2011-12-22 48 views
1

我用下面的代碼獲取的信件頻率在文本:如何將累積輸出存儲在列表中?

for s in 'abcdefghijklmnopqrstuvwxyz ': 
    count = 0 
    for char in rawpunct.lower(): 
     if s == char: 
      count +=1 
    result = s, '%.3f' % (count*100/len(rawpunct.lower())) 
    f_list.append(result) 

,其結果是:

['0.061', '0.012', '0.017', '0.030', '0.093', '0.016', '0.016', 
'0.049', '0.050', '0.001', '0.006', '0.034', '0.018', '0.052', '0.055', 
'0.013', '0.001', '0.041', '0.050', '0.069', '0.021', '0.007', '0.017', 
'0.001', '0.013', '0.000', '0.159'] 

,但我想存儲的累積頻率,即創建這個列表:

['0.061', '0.073', '0.100', '0.130' ............ ] 

任何人都知道該怎麼做?

+1

這不是你問的問題;但是請注意,這可以通讀整個文本27次,只要通過只讀一遍即可獲得相同的結果。
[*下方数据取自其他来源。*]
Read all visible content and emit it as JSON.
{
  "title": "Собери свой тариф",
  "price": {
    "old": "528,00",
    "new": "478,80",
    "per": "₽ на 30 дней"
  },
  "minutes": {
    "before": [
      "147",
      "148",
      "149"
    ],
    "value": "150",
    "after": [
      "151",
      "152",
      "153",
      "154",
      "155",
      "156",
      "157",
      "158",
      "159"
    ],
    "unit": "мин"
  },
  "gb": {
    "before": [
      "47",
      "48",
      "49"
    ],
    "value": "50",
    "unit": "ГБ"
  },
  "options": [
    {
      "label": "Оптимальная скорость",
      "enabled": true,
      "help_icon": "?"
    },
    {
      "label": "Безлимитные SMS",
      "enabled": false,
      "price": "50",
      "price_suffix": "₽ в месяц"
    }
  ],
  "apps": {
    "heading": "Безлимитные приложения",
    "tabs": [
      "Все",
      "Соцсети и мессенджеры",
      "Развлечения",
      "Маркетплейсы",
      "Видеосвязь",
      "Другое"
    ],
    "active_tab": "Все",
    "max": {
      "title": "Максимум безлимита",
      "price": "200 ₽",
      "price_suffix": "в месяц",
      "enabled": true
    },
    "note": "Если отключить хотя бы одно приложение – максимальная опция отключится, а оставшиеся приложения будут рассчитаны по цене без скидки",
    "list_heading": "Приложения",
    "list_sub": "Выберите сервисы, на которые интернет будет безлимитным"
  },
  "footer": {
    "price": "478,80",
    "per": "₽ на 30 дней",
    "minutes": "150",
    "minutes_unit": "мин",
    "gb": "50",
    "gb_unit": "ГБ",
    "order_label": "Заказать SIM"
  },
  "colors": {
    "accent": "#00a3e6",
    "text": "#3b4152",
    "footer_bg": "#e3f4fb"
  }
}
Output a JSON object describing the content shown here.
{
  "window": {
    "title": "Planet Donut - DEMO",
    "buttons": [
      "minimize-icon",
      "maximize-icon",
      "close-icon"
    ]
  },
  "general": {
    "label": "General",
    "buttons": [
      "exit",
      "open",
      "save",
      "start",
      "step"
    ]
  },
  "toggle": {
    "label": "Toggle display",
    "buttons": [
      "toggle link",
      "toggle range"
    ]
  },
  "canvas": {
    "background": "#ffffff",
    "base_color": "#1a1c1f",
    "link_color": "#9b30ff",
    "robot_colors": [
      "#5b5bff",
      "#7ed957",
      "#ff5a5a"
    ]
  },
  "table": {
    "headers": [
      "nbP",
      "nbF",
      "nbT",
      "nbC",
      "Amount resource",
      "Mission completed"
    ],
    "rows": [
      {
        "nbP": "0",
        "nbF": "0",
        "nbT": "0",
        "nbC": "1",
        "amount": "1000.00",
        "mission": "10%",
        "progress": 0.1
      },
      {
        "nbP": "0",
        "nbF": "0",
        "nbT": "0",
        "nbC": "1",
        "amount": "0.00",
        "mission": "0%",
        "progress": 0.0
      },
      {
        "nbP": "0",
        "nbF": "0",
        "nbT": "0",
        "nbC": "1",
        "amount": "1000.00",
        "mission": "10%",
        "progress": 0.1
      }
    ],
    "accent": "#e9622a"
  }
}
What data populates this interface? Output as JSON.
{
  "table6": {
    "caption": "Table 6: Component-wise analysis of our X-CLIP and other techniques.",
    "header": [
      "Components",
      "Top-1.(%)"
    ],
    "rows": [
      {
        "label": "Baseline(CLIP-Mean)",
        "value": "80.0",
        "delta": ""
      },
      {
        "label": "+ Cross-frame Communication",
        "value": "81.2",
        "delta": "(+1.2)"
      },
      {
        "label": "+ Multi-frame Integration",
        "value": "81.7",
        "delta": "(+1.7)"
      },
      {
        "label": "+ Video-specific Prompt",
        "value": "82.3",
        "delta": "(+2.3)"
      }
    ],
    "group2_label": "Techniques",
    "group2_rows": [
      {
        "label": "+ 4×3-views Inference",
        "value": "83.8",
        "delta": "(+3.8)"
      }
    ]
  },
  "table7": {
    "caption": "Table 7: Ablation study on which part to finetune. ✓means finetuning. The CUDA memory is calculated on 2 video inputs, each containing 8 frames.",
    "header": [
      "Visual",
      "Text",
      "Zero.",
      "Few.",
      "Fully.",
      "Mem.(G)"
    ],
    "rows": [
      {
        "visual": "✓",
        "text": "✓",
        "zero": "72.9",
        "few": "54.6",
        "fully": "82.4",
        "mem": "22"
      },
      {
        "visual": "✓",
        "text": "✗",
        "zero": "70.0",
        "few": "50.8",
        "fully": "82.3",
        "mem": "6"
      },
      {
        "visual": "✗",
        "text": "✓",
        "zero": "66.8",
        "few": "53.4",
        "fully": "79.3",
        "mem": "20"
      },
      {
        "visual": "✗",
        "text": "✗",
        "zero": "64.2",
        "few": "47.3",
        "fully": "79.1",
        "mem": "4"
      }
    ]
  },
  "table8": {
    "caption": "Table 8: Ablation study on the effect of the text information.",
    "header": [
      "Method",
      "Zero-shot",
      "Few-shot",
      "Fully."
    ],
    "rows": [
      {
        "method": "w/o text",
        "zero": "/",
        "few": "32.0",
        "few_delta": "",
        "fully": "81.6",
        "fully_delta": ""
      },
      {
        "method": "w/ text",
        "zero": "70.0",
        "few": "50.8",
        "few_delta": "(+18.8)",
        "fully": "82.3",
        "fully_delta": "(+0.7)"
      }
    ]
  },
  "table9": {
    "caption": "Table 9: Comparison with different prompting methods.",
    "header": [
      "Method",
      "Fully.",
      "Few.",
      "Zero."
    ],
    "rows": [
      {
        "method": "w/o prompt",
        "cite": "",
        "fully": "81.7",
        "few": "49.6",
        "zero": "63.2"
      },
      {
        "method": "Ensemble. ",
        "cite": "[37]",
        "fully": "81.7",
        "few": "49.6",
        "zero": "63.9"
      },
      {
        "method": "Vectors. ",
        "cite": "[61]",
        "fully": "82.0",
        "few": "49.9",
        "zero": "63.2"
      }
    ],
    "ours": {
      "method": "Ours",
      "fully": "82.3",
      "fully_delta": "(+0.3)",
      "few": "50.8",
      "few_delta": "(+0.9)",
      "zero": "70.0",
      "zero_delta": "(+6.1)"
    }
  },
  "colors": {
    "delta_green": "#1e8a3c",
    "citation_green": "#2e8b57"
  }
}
簡單地創建一個將字符映射到如下所示的字典:對於'abcdefghijklmnopqrstuvwxyz'中的'counts = {a = 0,b:0 ...',或者等同於'counts = dict((c,0))通過文本一次;對於文本中的每個「c」,執行這個計數[c] + = 1',然後最後可以使用下面描述的方法創建一個新的累積列表 – senderle 2011-12-22 15:53:54

+0

也可用於像這樣操作:['defaultdict'](http://docs.python.org/library/collections.html#collections.defaultdict)和['Counter'](http://docs.python.org/library/collections的.html#collections.Counter)。 – senderle 2011-12-22 15:54:04

回答

2

只爲一個班輪的樂趣:

original = ['0.061', '0.012', '0.017', '0.030', '0.093', '0.016', '0.016', 
'0.049', '0.050', '0.001', '0.006', '0.034', '0.018', '0.052', '0.055', 
'0.013', '0.001', '0.041', '0.050', '0.069', '0.021', '0.007', '0.017', 
'0.001', '0.013', '0.000', '0.159'] 

result = [sum(float(item) for item in original[0:rank+1]) for rank in xrange(len(original))] 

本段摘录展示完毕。